During all operations, the duration of individual operations and system performance was recorded. The technical specification of the infrastructure that was used is as follows:

  • Apache Spark - version 2.1.0 (Linux)

  • Master - 2 nodes

  • Slave - 4 nodes

Master nodes are machines that are memory optimized due to the high demands on the synchronization of the entire process. These individual machines can be interpreted in Fig. 2. In the detailed description of each machine, the configurations were as follows:

  • Mater node - 4 cores, 28 GB RAM, 200 GB SSD

  • Slave node - 8 cores, 28 GB RAM, 400 GB SSD

The overall robustness of the architecture is presented in Table 4.

Table 4. Infrastructure resources overview

The results of the measurements and the average values obtained are presented in Table 5. The table aggregates metrics related to attributes, records and also a conversion of performance to 1 million records. The measurements obtained are output from the Apache Spark platform.

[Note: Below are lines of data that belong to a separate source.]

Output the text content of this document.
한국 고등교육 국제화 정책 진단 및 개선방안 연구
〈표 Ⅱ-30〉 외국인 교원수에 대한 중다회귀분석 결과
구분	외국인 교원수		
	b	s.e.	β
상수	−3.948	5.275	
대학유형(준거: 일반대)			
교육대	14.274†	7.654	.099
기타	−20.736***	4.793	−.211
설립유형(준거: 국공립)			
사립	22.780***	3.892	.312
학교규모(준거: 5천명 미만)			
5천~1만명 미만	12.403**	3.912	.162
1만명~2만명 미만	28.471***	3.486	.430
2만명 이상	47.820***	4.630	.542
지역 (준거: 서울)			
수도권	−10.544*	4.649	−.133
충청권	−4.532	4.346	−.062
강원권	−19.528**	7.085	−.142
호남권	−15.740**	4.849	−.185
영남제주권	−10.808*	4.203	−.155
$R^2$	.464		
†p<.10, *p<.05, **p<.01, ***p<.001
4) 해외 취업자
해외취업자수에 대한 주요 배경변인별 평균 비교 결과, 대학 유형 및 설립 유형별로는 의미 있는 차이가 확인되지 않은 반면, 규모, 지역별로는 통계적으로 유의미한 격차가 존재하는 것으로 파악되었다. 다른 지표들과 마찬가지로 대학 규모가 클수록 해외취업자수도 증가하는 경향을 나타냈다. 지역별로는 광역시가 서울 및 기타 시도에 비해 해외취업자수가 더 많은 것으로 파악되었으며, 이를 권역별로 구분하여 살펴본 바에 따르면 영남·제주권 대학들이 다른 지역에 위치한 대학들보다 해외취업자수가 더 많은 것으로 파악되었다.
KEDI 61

Table 5. Performance metrics

4 Results

To uncover the nature and patterns in the data, it was necessary to analyze the links between the structured files and to perform operations that work with the raw data structure on the basis of the discovered relations.

Upon closer measurement, it was found that the dataset contains a total of approximately 3.3 billion atomic cells representing a specific value of the attribute in the system. From the above findings, it has become clear that the Big Data Ecosystem was essential for further data processing. For our solution was selected Apache Spark technology stack.

Using Apache Spark helped us to get deeper insight into the patterns hidden behind the data. It was necessary to get the input values into a uniform form. Because as was expected, a lot of source files contained incomplete data or the data was in the wrong format.

The use of cloud technology accelerated the process and helped straighten inconsistencies in the data structures, that the input files contained. Thanks to use the Apache Spark environment, the whole process could be parallelized and applied over such a large-scale solution, which was not feasible from a performance point of view by using a local resources.

The task of preprocessing data was also necessary in terms of following investigations. This preprocessed data served as the basis for developing a client revenue computing program. When MDP (Markov Decision Processes) are used for modeling of selected marketing process to maximize return value of the customer [1].

5 Conclusion

In this paper, Apache Spark was used for data processing. From the above findings, we came to the conclusion that the main problem in the data was their confidentiality. This whole area is therefore based on a cloud data protection solution. One possible solution to this problem is to use homomorphic encryption. A fully homomorphic scheme can be used in many applications, and one of these can be, for example, the implementation of secure cloud computing [6].

This problem was resolved by Craig Gentry in his dissertation, describing the use of a fully homomorphic encryption scheme (FHE). Thanks to Gentry’s technology, the analysis of encrypted information can produce as detailed results as if the original data were fully readable to all [7].

For further research, it’s crucial to find solution how to use FHE in field of cloud computing. For better continuous development and improvement of the results, we also recommend ability to dynamically scale out running environment.